<tiger2/> - An XML serialization of the SynAF syntactic model
What is <tiger2/>?
<tiger2/> is a standard conformant XML format modelled to express syntactic structures for a wide variety of theoretical formalisms and corpus architectures. It is closely related to and develops the ideas found in TigerXML: the declared goal of the project is to expand TigerXML only as much as required for the representation of current advanced syntactic resources, without any changes that are not strictly necessary and might increase the learning curve or require substantial alterations to existing tools. The format is similarly conceived as theory neutral, as it is suited to both shallow and deep parsing in any number of theories and supports both pure constituency and dependency trees, as well as combinations of the two.
<tiger2/>is extensible to any number of new annotation forms for both syntactic nodes and edges through a typing system and gives users the ability to define custom annotations that apply to only certain kinds of nodes and edges.
What can <tiger2/> do?
Main features of <tiger2/>, especially as compare with the original TigerXML (a.k.a. tiger1) include:
- Constituency and dependency trees: terminal nodes can be connected by annotated edges or joined to a non-terminal node. Both constituency and dependency analyses can be represented simultaneously in the same graph.
- Freely typed nodes and edges: users can define different types of edges (primary/secondary edges, dependency edges, coreference etc.) and nodes (compounds, phrasal verbs etc.) and assign different annotation tagsets to each
- Binding to the ISOCat DCR: the annotation declaration can be linked to categories in the ISOCat Data Category Registry
- Standoff and inline architectures: users can represent syntactic annotation either in separate files, apart from the raw text and/or further annotaton layers (following LAF, ISO ISO/DIS 24612), or all in one file (inline).
- Interface for subtokens: by interacting with MAF, the Morphological Annotation Framework, documents can build syntactic structures on top of subtokenized word forms (e.g. compounds, which are analyzed below the word level), as defined by MAF (see the Data Model and Examples sections)
For a complete description see the Releases on this site. A more detailed overview of differences between <tiger2/> and the original TigerXML see tiger1 > tiger2.
SynAF - the data model behind <tiger2/>
As a standard conformant format, <tiger2/> is a serialization of the data model defined by SynAF, the Syntactic Annotation Framework developed by the International Organization for Standardisation (ISO).
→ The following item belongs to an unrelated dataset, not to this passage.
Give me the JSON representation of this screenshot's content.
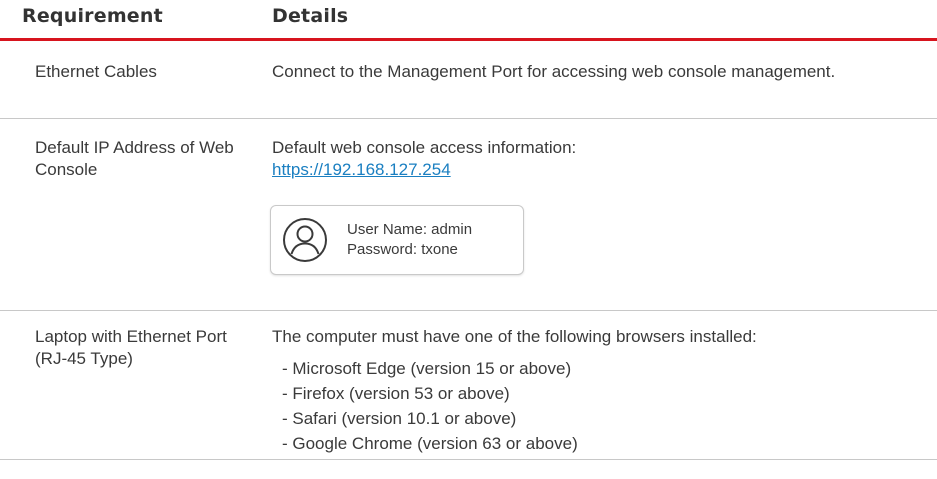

SynAF is a standard developed in ISO/TC37/SC4 (Language Resources Management), which covers the basic semantics and structure of syntactic annotation. As a concrete XML format, <tiger2/> instantiates the SynAF model elements as XML schemas (including XSDs, RNG and ODD descriptions) which can be downloaded from the Resources page.
<tiger2/> is also meant to interface with other serializations of ISO linguistic annotation formats, in particular with MAF, the Morphological Annotation Framework. Through the interface to MAF, combined SynAF/MAF annotated documents can be generated, which address modeling problems both above and below the word form (e.g. subtokenization, compounds etc.).
Who is developing <tiger2/> and how can I contribute?
<tiger2/> is being developed at Humboldt University in Berlin, Georgetown University and INRIA by Laurent Romary, Amir Zeldes and Florian Zipser, in cooperation with the Institute for Natural Language Processing at the University of Stuttgart, the Department of Linguistics at the University of Tübingen and other members of D-Spin, the German chapter of the European CLARIN project.
At the moment, the format specification is still being actively changed based on feedback from contributors. Please let us know if you have any ideas for further features or comments on current elements at:
tiger2@lists.hu-berlin.de.Current Timeline:
Milestone | Date |
---|---|
Presentation of <tiger2/> to D-Spin forum members | 29.6.2010 |
First round of feedback due | 20.7.2010 |
Release candidate draft due | 24.8.2010 |
Public announcement of <tiger2/> at KONVENS2010 | 7.9.2010 |
Release of version 2.0.3 | 25.5.2011 |
Release of version 2.0.5 | 12.12.2011 |
DIN (NA 105-00-06 AA) Proposal for ISO SynAF2 | 4.6.2012 |
Successful ISO NP ballot for SynAF2/tiger2 ISO NWIP 24615-2! | 10.10.2012 |
Presentation at Treebanks and Linguistic Theories (TLT) 11 in Lisabon | 1.12.2012 |
Once the format is finalized, the API will be released and all further comments may be reserved for the development of further versions in the future.